Na ocasião, a equipe averiguou as condições das enfermarias, se havia cumpridores de pena no local, questão de alimentação, higiene pessoal, visitas entre outros pontos. Os magistrados encontraram dois pacientes amarrados na cama em condições de insalubridade e solicitaram, de forma imediata, informações detalhadas sobre eles.
Para a juíza de Direito Andrea Brito, o ideal seria que todas informações relacionadas ao uso abusivo de álcool e outras drogas, bem como às condições de saúde mental sejam disponibilizadas já em sede de audiência de custódia, para que os candidatos a medidas de segurança tenham, desde a entrada no sistema prisional ou no socioeducativo.
“Ou seja, acesso às políticas de saúde de forma imediata, para que o médico faça o relatório e esse relatório chegue em até 15 dias aos atores do Sistema de Justiça que vão cuidar daquele processo”.
Segundo a juíza, é necessário que o Poder Judiciário e os demais atores do Sistema de Justiça mantenham diálogos constantes com as entidades e instituições integrantes da RAPS, no sentido de identificarem o mais rápido possível casos de transtornos de natureza mental, a fim de serem resguardos os direitos e garantias desse público, que também compreendem pessoas em situação de alcoolismo, drogadição e outros problemas de natureza psíquica.
Diretrizes do CNJ
A Resolução CNJ nº 487/2023 aponta diretrizes para a atuação da magistratura ainda durante as audiências de custódia, ou seja, ao identificar pessoas com indício de transtorno mental em caráter preventivo e apenas a partir da desinstitucionalização de quem já está em Hospital de Custódia.
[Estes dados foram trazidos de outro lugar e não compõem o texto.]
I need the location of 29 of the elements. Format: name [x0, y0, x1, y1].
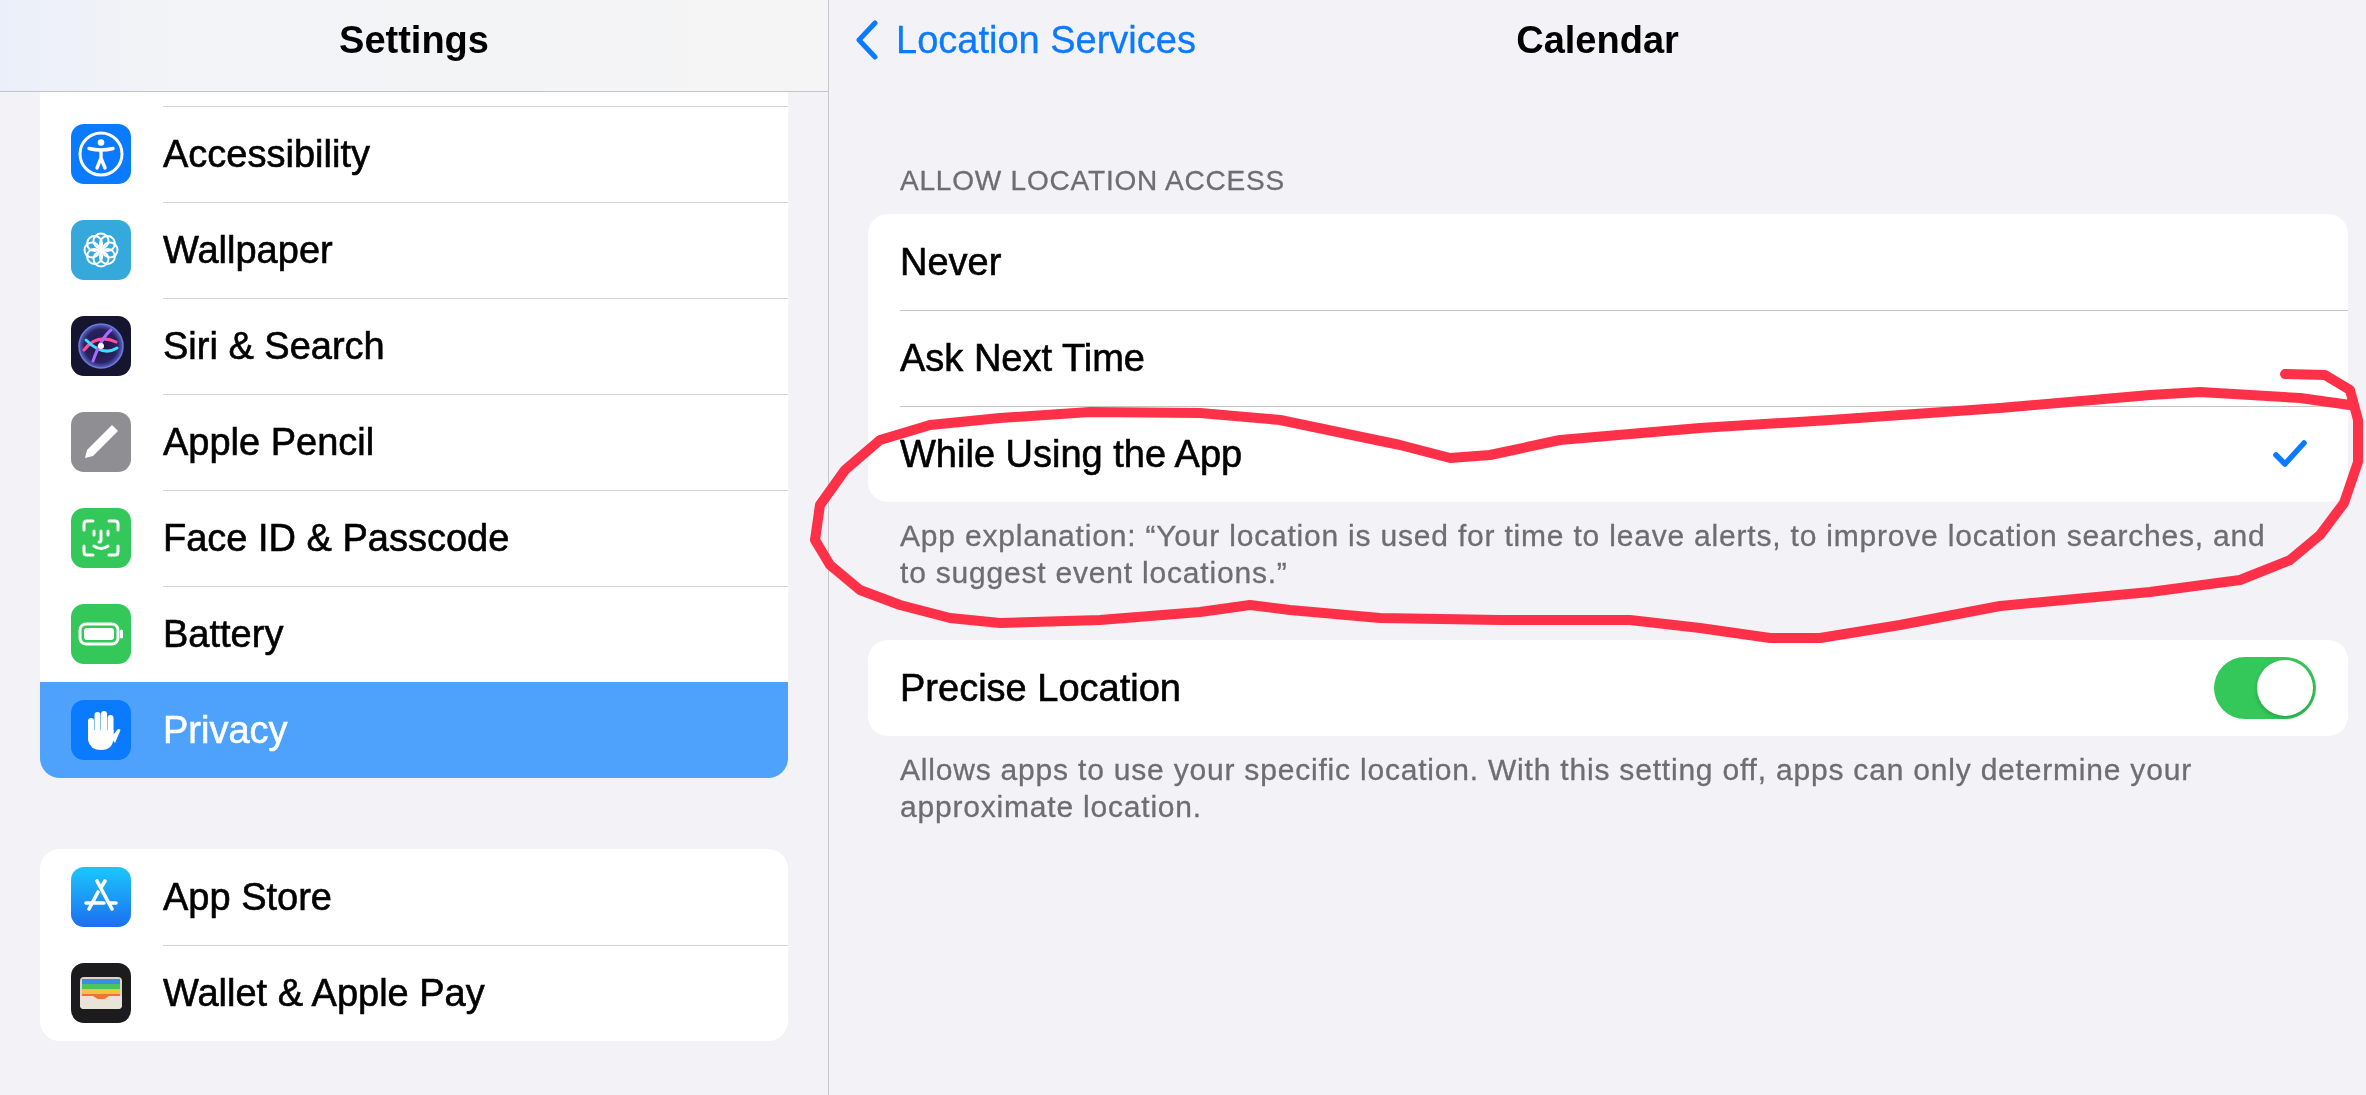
section-header: ALLOW LOCATION ACCESS	[899, 164, 1287, 198]
battery-icon	[71, 604, 131, 664]
accessibility-icon	[71, 124, 131, 184]
wallet-icon	[71, 963, 131, 1023]
sidebar-item[interactable]: App Store	[40, 849, 788, 945]
sidebar-title: Settings	[339, 19, 489, 62]
sidebar-item[interactable]: Siri & Search	[40, 298, 788, 394]
section-footer: Allows apps to use your specific location. With this setting off, apps can only determine your approximate location.	[868, 736, 2348, 825]
hand-icon	[71, 700, 131, 760]
back-chevron-icon	[855, 20, 879, 60]
toggle-switch[interactable]	[2214, 657, 2316, 719]
flower-icon	[71, 220, 131, 280]
face-scan-icon	[71, 508, 131, 568]
sidebar-item[interactable]: Apple Pencil	[40, 394, 788, 490]
sidebar-item[interactable]: Battery	[40, 586, 788, 682]
sidebar-item[interactable]: Wallet & Apple Pay	[40, 945, 788, 1041]
location-option[interactable]: Never	[868, 214, 2348, 310]
pencil-icon	[71, 412, 131, 472]
location-option[interactable]: While Using the App	[868, 406, 2348, 502]
orb-icon	[71, 316, 131, 376]
nav-title: Calendar	[1516, 18, 1679, 62]
back-button[interactable]: Location Services	[855, 18, 1196, 62]
location-option[interactable]: Ask Next Time	[868, 310, 2348, 406]
setting-label: Precise Location	[900, 666, 1181, 710]
sidebar-item[interactable]: Wallpaper	[40, 202, 788, 298]
sidebar-item[interactable]: Face ID & Passcode	[40, 490, 788, 586]
section-footer: App explanation: “Your location is used for time to leave alerts, to improve location searches, and to suggest event locations.”	[868, 502, 2348, 591]
sidebar-item[interactable]: Accessibility	[40, 106, 788, 202]
app-store-icon	[71, 867, 131, 927]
Essas pessoas continuarão sob os cuidados de um médico, mas também devem ser acompanhadas por uma equipe multidisciplinar qualificada e, desde então, receber atendimento de saúde apropriado e conforme as respectivas necessidades, sem prejuízo do acompanhamento da medida judicial eventualmente imposta.
Segundo o normativo, uma vez ouvidos Ministério Público e defesa, caberá à autoridade judicial o encaminhamento da pessoa ao atendimento na Rede de Atenção Psicossocial (Raps), que para além do atendimento de saúde adequado tratará de endereçar encaminhamentos voltados à proteção social e políticas e programas adequados, a partir de fluxos já estabelecidos com a rede e o modelo orientado pelo CNJ.
O artigo 13 da resolução determina que a medida de internação só deverá ser implementada se ocorrerem hipóteses excepcionais, quando não suficientes outras medidas ou quando compreendida como recurso terapêutico momentaneamente adequado no âmbito dos Projetos Terapêuticos Singulares (PTS). A internação pode ser aplicada, ainda, quando necessária para o restabelecimento da saúde da pessoa, desde que prescrita pela equipe de saúde, em alinhamento com a Lei nº 10.2016/2001 (Lei Paulo Delgado), que estabelece, em seu Art. 4º, que a internação, em qualquer de suas modalidades, só será indicada quando os recursos extra-hospitalares se mostrarem insuficientes.
Local de cumprimento e articulação nacional
A internação será cumprida em leito de saúde mental em Hospital Geral ou outro equipamento de saúde referenciado pelo Centros de Atenção Psicossocial (Caps), cabendo ao Poder Judiciário atuar para que nenhuma pessoa com transtorno mental seja colocada ou mantida em unidade prisional, ainda que em enfermaria, ou seja submetida à internação em instituições com características asilares.
O Conselho Nacional de Justiça (CNJ) e o Ministério da Saúde (MS) trabalham em parceria para implementar o fechamento gradual dos Hospitais de Custódia, conforme previsto há mais de 20 anos na Lei nº 10.216/2001 e regulamentado pela Política Antimanicomial do Poder Judiciário (Resolução CNJ nº 487/2023). O trabalho conjunto prevê o alinhamento de fluxos direcionados a profissionais do Judiciário e aos de saúde para endereçar e qualificar encaminhamentos em cumprimento às leis, além da assinatura de um Plano Nacional de Desinstitucionalização.